Что до разума, тут отец ничего не повредил, этот дар природы остался неприкосновенным; злосчастный калека был человек смышленый, красноречивый и остроумный. Обезображено было тело, начиная с головы, которую отец скрутил ему чуть ли не затылком наперед, так что лицо лежало на правом плече; верхние и нижние веки были кроваво-красные, брови обожжены, а лоб испещрен рубцами.
Горбатое, скрюченное туловище почти не напоминало человеческое. Ступни иссохших ног, вывихнутых во всех суставах, торчали выше плеч; невредимы остались только руки и язык. Калека передвигался на осле, сидя в ящике, похожем на клетку, и сам управлял поводьями; но чтобы взобраться на осла или слезть на землю, ему требовалась помощь, которую люди охотно оказывали.
Как я уже сказал, он был остроумен и веселил народ шутками. А жалкий его вид, увечья и лохмотья трогали сердца всех жителей Флоренции, которые щедро подавали ему, соболезнуя несчастью и восхищаясь остротами.

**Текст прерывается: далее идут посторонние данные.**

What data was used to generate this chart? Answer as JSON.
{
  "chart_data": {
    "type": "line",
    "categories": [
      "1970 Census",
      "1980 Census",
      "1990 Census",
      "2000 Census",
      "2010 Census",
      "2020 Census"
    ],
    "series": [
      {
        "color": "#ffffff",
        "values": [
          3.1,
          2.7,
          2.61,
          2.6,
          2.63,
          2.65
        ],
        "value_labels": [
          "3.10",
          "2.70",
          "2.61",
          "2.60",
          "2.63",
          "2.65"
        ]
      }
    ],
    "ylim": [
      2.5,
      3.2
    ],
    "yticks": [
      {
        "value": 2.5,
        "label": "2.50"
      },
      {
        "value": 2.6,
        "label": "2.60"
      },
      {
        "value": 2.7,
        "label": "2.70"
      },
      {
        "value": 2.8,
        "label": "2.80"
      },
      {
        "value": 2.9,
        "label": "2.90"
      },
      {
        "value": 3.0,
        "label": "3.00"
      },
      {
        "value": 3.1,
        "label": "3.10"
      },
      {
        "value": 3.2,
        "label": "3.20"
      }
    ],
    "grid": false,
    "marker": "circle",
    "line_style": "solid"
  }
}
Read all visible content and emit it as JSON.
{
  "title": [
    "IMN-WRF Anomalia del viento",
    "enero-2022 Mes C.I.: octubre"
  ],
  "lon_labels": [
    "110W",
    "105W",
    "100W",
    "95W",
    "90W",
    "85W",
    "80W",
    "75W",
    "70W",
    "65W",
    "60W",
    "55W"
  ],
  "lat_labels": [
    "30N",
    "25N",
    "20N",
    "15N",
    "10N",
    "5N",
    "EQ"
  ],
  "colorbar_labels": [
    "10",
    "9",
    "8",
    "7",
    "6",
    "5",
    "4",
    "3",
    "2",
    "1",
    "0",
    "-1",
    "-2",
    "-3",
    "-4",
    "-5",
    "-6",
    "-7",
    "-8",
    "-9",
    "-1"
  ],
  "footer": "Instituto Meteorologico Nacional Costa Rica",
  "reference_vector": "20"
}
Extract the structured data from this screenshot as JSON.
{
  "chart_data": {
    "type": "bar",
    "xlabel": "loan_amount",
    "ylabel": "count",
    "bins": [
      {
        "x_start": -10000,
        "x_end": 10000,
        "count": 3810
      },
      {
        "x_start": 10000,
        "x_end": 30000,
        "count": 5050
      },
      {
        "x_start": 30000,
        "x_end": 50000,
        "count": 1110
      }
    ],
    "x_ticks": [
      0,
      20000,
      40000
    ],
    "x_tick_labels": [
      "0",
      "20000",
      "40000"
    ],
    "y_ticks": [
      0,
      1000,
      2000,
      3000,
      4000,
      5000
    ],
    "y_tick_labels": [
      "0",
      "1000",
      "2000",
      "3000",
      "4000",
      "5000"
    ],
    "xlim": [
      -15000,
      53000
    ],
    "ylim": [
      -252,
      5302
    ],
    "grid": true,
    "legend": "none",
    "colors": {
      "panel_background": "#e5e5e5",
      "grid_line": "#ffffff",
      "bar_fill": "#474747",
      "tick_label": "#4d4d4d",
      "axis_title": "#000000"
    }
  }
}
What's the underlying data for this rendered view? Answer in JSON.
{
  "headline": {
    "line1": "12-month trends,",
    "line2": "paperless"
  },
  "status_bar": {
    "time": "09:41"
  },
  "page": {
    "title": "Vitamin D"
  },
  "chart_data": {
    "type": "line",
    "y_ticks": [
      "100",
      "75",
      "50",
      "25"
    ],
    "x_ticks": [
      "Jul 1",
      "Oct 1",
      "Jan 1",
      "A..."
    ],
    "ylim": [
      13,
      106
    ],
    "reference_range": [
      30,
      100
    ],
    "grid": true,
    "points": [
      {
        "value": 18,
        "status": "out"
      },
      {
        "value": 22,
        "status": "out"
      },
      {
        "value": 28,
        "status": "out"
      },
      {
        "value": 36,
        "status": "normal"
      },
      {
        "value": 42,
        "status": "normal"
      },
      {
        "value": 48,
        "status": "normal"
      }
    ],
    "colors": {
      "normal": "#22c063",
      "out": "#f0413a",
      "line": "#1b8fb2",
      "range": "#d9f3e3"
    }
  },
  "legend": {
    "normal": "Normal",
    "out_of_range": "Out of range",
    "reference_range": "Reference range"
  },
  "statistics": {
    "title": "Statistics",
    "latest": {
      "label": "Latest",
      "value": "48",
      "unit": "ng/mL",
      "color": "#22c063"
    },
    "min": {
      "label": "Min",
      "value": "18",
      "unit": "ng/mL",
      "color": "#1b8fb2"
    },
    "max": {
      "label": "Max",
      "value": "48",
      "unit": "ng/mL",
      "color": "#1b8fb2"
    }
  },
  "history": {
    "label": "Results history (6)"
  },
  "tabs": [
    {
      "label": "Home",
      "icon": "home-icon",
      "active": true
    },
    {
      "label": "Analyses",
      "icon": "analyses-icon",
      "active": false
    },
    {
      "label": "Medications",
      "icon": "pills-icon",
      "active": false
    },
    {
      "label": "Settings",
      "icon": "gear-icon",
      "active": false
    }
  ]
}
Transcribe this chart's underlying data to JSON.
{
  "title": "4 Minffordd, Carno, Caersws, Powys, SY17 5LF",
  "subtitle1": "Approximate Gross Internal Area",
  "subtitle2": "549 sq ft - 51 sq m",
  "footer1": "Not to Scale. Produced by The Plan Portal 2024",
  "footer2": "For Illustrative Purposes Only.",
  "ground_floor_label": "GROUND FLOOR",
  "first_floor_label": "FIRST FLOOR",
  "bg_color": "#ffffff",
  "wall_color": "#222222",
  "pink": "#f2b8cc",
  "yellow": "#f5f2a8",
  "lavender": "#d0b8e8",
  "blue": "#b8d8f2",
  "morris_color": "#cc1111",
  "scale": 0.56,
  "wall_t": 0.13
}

Так он прожил семьдесят два года, и тут его поразил тяжкий недуг. Чувствуя, что близок час, который принесет его душе спасение или вечные муки, наш калека, человек разумный, понял, что шуточками или обычным причащением тут не обойдешься. И вот последнюю свою исповедь он решил подкрепить делом. Он призвал знакомого духовника, человека весьма ученого и почитаемого за примерный образ жизни. Покаявшись в грехах, умирающий попросил составить завещание в самых кратких и сжатых выражениях. А именно, после того как нотариус написал положенное вступление, калека продиктовал следующее:
«Препоручаю душу свою ее создателю, а тело прошу предать земле на кладбище здешнего прихода.
Item, завещаю продать моего осла и на вырученные деньги справить похороны, а седло вручить моему господину, Великому герцогу, коему оно принадлежит по праву и коего я назначаю своим душеприказчиком и означенного седла полноправным наследником».